The urgency to mitigate humanity's impact on global biodiversity necessitates innovative strategies. Artificial Intelligence (AI) holds transformative potential for navigating the complex policy landscapes of biodiversity conservation and accelerating action. When applied through a human-centered approach that minimizes risk, AI can democratize access to cutting-edge analytics, empowering a broader range of stakeholders. UNDP has now supported more than 50 countries to use AI to uncover patterns in the alignment of national policies with global biodiversity aims. 
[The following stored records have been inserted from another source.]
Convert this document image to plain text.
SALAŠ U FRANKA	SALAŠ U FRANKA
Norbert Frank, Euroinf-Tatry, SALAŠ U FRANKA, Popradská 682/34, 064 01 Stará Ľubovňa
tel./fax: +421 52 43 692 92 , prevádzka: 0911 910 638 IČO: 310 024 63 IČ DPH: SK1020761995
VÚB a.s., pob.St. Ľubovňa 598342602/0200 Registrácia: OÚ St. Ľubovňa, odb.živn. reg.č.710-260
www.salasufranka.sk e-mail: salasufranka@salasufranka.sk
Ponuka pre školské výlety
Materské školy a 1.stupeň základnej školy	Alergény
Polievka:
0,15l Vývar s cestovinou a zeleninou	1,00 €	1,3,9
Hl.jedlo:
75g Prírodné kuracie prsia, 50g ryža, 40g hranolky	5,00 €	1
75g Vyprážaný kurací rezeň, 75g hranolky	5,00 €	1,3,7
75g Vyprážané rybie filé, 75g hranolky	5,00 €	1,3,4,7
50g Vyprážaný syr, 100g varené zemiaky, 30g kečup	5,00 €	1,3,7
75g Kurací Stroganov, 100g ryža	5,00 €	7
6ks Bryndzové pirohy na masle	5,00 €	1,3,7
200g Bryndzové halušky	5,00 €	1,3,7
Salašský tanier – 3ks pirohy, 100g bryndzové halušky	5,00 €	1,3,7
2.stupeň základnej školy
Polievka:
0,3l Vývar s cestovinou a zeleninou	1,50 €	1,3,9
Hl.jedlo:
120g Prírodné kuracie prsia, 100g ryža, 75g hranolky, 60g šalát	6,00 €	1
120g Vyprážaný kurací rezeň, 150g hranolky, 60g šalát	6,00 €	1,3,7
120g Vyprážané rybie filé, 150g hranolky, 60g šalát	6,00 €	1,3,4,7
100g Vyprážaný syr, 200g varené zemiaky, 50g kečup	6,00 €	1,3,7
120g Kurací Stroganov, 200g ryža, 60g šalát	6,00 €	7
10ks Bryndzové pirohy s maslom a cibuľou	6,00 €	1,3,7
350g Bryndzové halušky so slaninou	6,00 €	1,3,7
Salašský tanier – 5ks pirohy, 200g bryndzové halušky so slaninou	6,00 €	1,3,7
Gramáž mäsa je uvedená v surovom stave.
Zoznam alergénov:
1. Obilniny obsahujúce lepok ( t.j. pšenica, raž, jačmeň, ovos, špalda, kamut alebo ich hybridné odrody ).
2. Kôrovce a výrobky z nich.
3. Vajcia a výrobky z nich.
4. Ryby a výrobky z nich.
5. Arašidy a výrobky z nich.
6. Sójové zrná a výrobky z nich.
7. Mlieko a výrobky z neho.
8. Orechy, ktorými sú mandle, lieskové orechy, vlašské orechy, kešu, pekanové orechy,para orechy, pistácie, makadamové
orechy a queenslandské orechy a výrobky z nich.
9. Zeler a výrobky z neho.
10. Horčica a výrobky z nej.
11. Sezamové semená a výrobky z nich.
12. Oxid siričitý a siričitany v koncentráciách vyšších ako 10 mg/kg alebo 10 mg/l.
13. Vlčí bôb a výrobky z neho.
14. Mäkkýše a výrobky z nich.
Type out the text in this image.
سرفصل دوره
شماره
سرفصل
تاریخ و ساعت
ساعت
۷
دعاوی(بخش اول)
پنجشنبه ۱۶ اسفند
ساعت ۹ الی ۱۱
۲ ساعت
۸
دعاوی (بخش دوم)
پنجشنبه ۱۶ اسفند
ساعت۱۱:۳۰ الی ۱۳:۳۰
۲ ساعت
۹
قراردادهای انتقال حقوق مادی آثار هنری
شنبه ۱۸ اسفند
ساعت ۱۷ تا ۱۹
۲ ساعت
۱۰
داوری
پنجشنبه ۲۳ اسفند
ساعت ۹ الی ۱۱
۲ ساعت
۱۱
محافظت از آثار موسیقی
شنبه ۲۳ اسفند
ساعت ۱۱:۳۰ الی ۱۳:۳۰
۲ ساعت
Developed on an on-demand basis through the Early Action Support (EAS) Project implemented by UNDP, NBSAP Target Similarity Assessments offer customized insights on synergies between global and national biodiversity targets and provide recommendations for enhanced alignment to bring about a transformation in our societies’ relationship with biodiversity by 2030. Developed with governments to address their unique needs, these assessments can foster dynamic, inclusive, and effective national stakeholder engagement to fill gaps, raise political will, and improve sectoral collaboration, resulting in accelerated progress towards global biodiversity commitments. 

This publication releases the methodology behind the National Biodiversity Strategies and Action Plans (NBSAP) Target Similarity Assessments and identifies key lessons learned and opportunities for future applications.